Smelt are anadromous, meaning they hatch in freshwater rivers, spend much of their adult life in the ocean, then return to the same rivers to spawn before they die. 

They frequently return to the Columbia, but they haven’t been seen on the Sandy in high enough numbers to fish for eight years.

Smelt were listed as threatened under the Endangered Species Act in 2010 after the Cowlitz Tribe petitioned the federal government to protect the fish as their numbers dropped. 

The fish was suffering as climate change changed river flows and depleted their prey base. 

Since then, Ben Walczak, a fish biologist with the Oregon Department of Fish and Wildlife, said the agency has been working on conservation efforts on rivers like the Sandy to help the fish. 

“So these fish three to five years ago probably came and spawned in the Columbia,” he said, noting that it wasn’t just conservation efforts alone that led to the smelt’s return. “This is a sign that things were right in the ocean for smell to come back.” 

Still, Walczak took a certain amount of pride in the throngs of families that lined both sides of the river on Thursday. 

“This is pretty amazing,” he said. “It's like one of those things you work your whole career for.” 

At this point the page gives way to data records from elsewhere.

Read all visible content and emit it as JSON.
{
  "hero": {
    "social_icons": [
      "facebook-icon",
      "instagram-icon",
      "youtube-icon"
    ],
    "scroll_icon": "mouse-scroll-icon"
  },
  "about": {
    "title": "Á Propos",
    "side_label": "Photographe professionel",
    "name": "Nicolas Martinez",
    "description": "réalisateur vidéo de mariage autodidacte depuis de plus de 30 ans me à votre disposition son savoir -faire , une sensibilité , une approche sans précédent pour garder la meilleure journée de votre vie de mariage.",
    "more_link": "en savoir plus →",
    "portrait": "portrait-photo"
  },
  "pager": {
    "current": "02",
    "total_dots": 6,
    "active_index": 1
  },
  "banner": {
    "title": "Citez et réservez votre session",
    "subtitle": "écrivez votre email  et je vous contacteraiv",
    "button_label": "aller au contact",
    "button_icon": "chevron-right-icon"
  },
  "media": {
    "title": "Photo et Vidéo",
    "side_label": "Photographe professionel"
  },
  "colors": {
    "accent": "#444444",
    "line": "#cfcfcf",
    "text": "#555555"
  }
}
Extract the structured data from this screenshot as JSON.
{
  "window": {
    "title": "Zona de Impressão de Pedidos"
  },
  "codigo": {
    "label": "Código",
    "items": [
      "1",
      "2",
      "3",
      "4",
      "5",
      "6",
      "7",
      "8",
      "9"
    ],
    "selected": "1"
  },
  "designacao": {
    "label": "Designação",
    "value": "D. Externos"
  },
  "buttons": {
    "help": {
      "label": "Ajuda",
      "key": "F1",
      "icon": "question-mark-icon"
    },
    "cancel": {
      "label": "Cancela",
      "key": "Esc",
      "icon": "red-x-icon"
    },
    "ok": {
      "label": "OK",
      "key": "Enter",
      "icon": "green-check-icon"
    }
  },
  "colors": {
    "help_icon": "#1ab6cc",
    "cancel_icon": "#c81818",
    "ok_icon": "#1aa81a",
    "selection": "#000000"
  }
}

Smelt are an extremely fatty fish, so much so that, if you dry them and put a wick in them, they can be burned like a candle.  

And that high fat content makes for good eating, too, according to Mondie Johnson who was working a bucket on the shore as her husband manned the net in the river.  

“It’s quite a scene,” she said as a group of kids next to her giggled as they peered into their own smelt-filled bucket. Johnson said her own children, who are talented chefs, were planning to fry up their haul when they got home. “It’s just a good wholesome activity.” 

The crowds on Thursday were sizable, but they paled in comparison to the throngs that showed up for the Sandy River smelt runs of years past. From the 1920s to the 1950s, as many as 5,000 people would head to Troutdale, lining the Stark Street bridge to watch the spectacle. 

The smelt season this year may just have been the shortest fishing season in Oregon. Only open from noon to 7 p.m. on Thursday, if you missed your chance, you’ll have to bide your time until the next run returns to the Sandy.